Peru Tops Coca Eradication Goal, But Traffic is Booming

Anti-drug police in Peru have eradicated a record number of coca crops this year, beating its target of 30,000 hectares, a top government official said.

Interior Minister Daniel Urresti said law-enforcement teams had eradicated 30,349 hectares by the end of November, according to daily La Republica.

That is more than the 24,000 hectares that were eradicated in 2013, which was also an annual record and up 68 percent from 2012.

Under President Ollanta Humala, Peru’s government has stepped up eradication as a pillar of its anti-drug plan.
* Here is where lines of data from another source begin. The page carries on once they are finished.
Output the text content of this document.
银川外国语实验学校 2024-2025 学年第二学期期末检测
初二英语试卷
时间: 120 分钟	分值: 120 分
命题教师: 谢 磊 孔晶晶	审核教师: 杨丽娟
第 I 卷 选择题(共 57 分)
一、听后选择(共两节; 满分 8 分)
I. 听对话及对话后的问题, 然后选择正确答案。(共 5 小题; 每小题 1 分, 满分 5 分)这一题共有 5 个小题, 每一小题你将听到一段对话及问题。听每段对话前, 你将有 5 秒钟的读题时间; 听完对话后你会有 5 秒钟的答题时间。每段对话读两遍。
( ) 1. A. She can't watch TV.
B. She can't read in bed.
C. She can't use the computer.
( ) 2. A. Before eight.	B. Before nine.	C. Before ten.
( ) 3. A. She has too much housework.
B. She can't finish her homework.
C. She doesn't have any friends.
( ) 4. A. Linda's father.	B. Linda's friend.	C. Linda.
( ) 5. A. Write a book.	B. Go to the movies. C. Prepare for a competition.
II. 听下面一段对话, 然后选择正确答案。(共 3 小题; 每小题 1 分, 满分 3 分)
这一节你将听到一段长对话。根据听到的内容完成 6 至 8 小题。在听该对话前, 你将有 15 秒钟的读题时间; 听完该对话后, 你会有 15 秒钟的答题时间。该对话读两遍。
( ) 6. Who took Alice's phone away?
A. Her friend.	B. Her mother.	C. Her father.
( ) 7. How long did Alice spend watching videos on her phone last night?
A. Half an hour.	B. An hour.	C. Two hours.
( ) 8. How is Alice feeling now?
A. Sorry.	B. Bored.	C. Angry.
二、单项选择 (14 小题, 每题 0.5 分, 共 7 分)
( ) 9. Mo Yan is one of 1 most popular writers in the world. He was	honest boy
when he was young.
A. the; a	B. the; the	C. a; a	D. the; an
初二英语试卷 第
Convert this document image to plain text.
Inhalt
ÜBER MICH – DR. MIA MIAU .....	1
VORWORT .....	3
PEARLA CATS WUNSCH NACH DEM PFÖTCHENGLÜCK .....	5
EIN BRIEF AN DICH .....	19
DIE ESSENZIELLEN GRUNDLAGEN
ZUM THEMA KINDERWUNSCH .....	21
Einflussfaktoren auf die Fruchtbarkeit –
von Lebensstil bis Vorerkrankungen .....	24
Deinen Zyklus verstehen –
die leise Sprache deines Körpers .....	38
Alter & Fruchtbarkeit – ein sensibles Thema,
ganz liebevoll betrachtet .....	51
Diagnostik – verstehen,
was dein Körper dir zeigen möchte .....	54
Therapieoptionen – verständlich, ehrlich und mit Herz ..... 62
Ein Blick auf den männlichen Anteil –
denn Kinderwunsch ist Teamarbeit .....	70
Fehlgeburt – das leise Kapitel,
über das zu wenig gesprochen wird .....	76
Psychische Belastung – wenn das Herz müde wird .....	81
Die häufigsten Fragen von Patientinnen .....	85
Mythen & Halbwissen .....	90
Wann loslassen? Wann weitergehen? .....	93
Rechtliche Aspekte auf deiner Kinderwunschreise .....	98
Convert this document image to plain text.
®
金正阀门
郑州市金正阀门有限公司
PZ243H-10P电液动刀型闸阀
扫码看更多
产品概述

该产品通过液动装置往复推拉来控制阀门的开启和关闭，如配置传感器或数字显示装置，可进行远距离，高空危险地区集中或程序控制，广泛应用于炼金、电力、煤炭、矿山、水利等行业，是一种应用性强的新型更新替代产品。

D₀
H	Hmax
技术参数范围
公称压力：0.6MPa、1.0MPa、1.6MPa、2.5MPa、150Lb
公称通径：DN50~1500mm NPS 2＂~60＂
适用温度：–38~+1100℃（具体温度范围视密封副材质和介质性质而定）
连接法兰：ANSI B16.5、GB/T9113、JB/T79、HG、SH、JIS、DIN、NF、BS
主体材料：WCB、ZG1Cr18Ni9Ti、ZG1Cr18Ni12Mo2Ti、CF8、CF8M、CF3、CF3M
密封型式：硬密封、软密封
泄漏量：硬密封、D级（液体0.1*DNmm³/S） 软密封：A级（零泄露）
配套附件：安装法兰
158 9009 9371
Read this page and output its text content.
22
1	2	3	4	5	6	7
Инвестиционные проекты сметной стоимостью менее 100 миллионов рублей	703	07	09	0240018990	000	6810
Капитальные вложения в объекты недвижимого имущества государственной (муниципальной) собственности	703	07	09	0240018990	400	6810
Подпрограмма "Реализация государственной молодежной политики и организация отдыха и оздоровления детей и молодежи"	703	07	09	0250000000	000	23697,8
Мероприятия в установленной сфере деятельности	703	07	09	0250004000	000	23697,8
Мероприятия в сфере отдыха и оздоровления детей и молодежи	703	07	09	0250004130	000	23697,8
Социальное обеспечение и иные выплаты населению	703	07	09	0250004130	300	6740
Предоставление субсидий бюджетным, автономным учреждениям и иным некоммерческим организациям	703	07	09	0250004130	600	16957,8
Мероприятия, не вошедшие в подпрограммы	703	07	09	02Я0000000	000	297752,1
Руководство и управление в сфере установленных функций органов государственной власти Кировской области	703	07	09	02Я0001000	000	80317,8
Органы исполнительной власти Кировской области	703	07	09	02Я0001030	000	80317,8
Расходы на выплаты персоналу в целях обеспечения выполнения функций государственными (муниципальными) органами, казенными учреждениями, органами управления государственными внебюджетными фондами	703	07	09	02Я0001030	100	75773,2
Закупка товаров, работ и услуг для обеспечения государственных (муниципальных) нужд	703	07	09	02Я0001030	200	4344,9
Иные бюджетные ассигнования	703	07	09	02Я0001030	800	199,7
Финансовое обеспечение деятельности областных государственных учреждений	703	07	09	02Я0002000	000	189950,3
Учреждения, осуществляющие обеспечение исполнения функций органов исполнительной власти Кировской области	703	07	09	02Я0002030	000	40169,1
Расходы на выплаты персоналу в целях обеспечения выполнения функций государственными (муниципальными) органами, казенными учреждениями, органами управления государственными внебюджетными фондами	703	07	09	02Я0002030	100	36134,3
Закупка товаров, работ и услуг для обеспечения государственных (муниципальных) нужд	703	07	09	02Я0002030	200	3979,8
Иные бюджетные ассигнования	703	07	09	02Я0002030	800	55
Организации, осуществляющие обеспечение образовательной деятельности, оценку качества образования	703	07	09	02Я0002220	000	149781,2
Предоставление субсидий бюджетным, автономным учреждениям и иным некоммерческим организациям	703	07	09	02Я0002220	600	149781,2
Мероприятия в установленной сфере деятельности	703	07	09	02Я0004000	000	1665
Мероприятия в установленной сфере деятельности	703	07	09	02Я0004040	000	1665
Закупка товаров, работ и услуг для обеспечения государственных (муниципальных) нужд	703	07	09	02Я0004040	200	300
In the past few years, Peru has overtaken Colombia as the world’s top cocaine producer.

And the eradication efforts are impressive in comparison with eradication programs in the three previous administrations, when the annual goal was around 10,000 hectares.

Urresti, a former military officer, said that the eradication this year has allowed Peru to prevent the production of 233 metric tonnes of cocaine.

Reports said there were about 48,000 hectares under coca cultivation last year. The record eradication means that the number of hectares will likely decline this year, although it is unclear by how much as farmers who are targeted for eradication often plant crops in other areas soon after.

Peru’s eradication program takes place in select coca-growing valleys. It had planned earlier this year to start eradication in the top coca growing valleys in south-central Peru, known strategically as the VRAEM, but canceled that plan over security concerns. Instead, the government wants to convince farmers to replace their crops with legal products such as coffee and cacao.

And the traffic goes on

Legal crops, however, hardly offer the returns of the cocaine trade. In the VRAEM — particularly the valleys in the Mantaro basin of Ayacucho— drug traffickign remains strong and is growing, as covered in several recent reports on IDL-Reporteros.  Reports show videos of a single-engine Cessna aircraft touching down on one of three packed earth landing strips in Mayapo, in the high jungle of Ayacucho.  It is met by a string of bearers quickly appearing out of the undergrowth carrying maybe 10 sacks of cocaine, probably weighing around 30 to 40 kilos each. Cash is exchanged, the aircraft turns around and lifts off to head for Bolivia, and the whole operation has taken under six minutes.

According to police reports, flights have increased sharply in recent weeks, from maybe three to five flights per day to as many as 10 or even 13, each aircraft taking off with around 350 kilos of cocaine, all bound for Bolivia.